Dante (Cauã Reymond) e Julia (Maria Casadevall), protagonistas de "Ilha de Ferro" - Raphael Dias/Gshow
Dante (Cauã Reymond) e Julia (Maria Casadevall), protagonistas de "Ilha de Ferro" Imagem: Raphael Dias/Gshow
Flávio Ricco

Jornalista, passou por algumas das mais importantes empresas de comunicação do país, como Tupi, Globo, Record e SBT. Dirigiu o "Programa Ferreira Netto" e integrou a equipe do "SBT Repórter". Escreve sobre televisão desde 2003. colunaflavioricco@uol.com.br

Colunista do UOL*

20/12/2018 00h05

"Ilha de Ferro", em cartaz no streaming da Globo, independentemente da atuação impecável do seu elenco, revela todo o avanço da televisão brasileira na dramaturgia.

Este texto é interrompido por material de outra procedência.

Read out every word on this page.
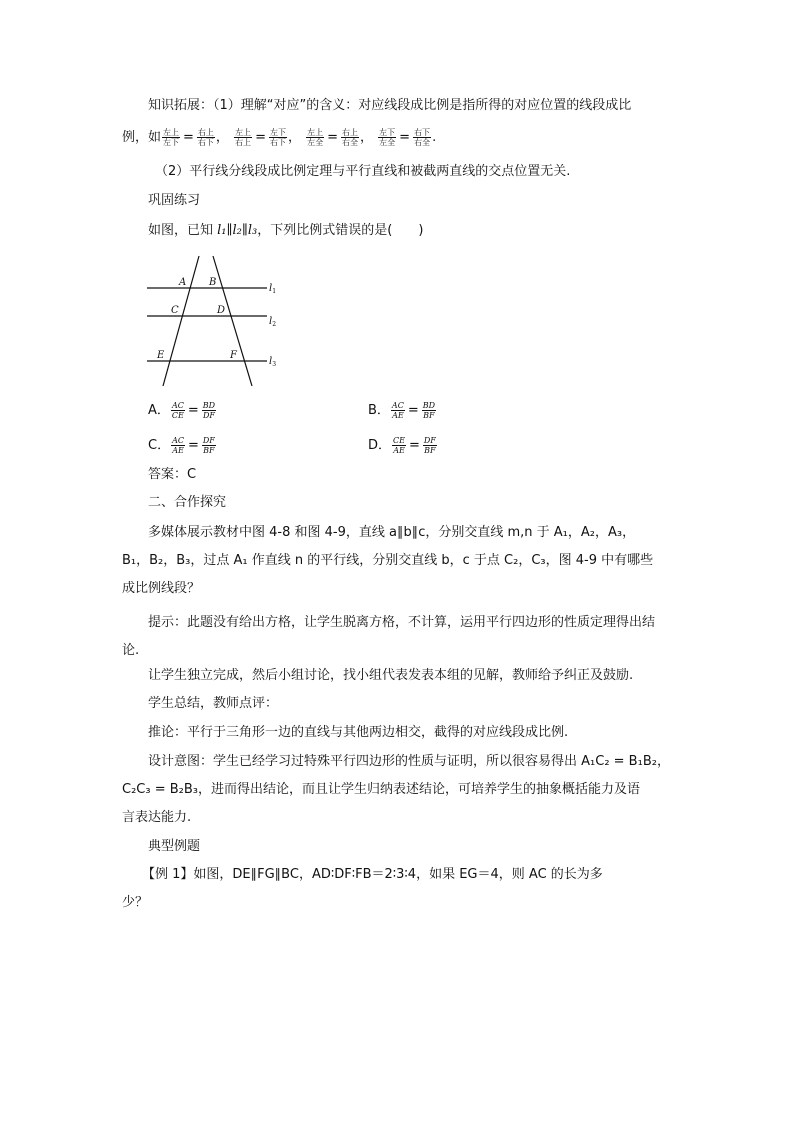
知识拓展：（1）理解“对应”的含义：对应线段成比例是指所得的对应位置的线段成比
例，如 $\frac{\text{左上}}{\text{左下}} = \frac{\text{右上}}{\text{右下}}$ ， $\frac{\text{左上}}{\text{右上}} = \frac{\text{左下}}{\text{右下}}$ ， $\frac{\text{左上}}{\text{左全}} = \frac{\text{右上}}{\text{右全}}$ ， $\frac{\text{左下}}{\text{左全}} = \frac{\text{右下}}{\text{右全}}$ .
（2）平行线分线段成比例定理与平行直线和被截两直线的交点位置无关.
巩固练习
如图，已知 l₁∥l₂∥l₃，下列比例式错误的是(　　)
A B
C	D
E	F
$l_1$
$l_2$
$l_3$
A． $\frac{AC}{CE} = \frac{BD}{DF}$	B． $\frac{AC}{AE} = \frac{BD}{BF}$
C． $\frac{AC}{AE} = \frac{DF}{BF}$	D． $\frac{CE}{AE} = \frac{DF}{BF}$
答案：C
二、合作探究
多媒体展示教材中图 4-8 和图 4-9，直线 a∥b∥c，分别交直线 m,n 于 A₁，A₂，A₃，
B₁，B₂，B₃，过点 A₁ 作直线 n 的平行线，分别交直线 b，c 于点 C₂，C₃，图 4-9 中有哪些
成比例线段？
提示：此题没有给出方格，让学生脱离方格，不计算，运用平行四边形的性质定理得出结论.
让学生独立完成，然后小组讨论，找小组代表发表本组的见解，教师给予纠正及鼓励.
学生总结，教师点评：
推论：平行于三角形一边的直线与其他两边相交，截得的对应线段成比例.
设计意图：学生已经学习过特殊平行四边形的性质与证明，所以很容易得出 A₁C₂ = B₁B₂，
C₂C₃ = B₂B₃，进而得出结论，而且让学生归纳表述结论，可培养学生的抽象概括能力及语
言表达能力.
典型例题
【例 1】如图，DE∥FG∥BC，AD∶DF∶FB＝2∶3∶4，如果 EG＝4，则 AC 的长为多
少？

Avanço e até uma certa ousadia, como é o caso desta série, que a partir do texto de Max Mallmann e Adriana Lunardi, teve um resultado na prática digno do melhor reconhecimento.  

São impecáveis fatores de toda a sua produção, como iluminação, captação de áudio, figurinos, sonorização e finalização. Assim como a direção do Afonso Poyart e sua equipe. 

E a demonstração que há um caminho bem traçado, para encarar as principais produtoras do mundo, sem nada dever a ninguém.

Nesta sua primeira temporada, são 12 episódios de muita ação e pura emoção.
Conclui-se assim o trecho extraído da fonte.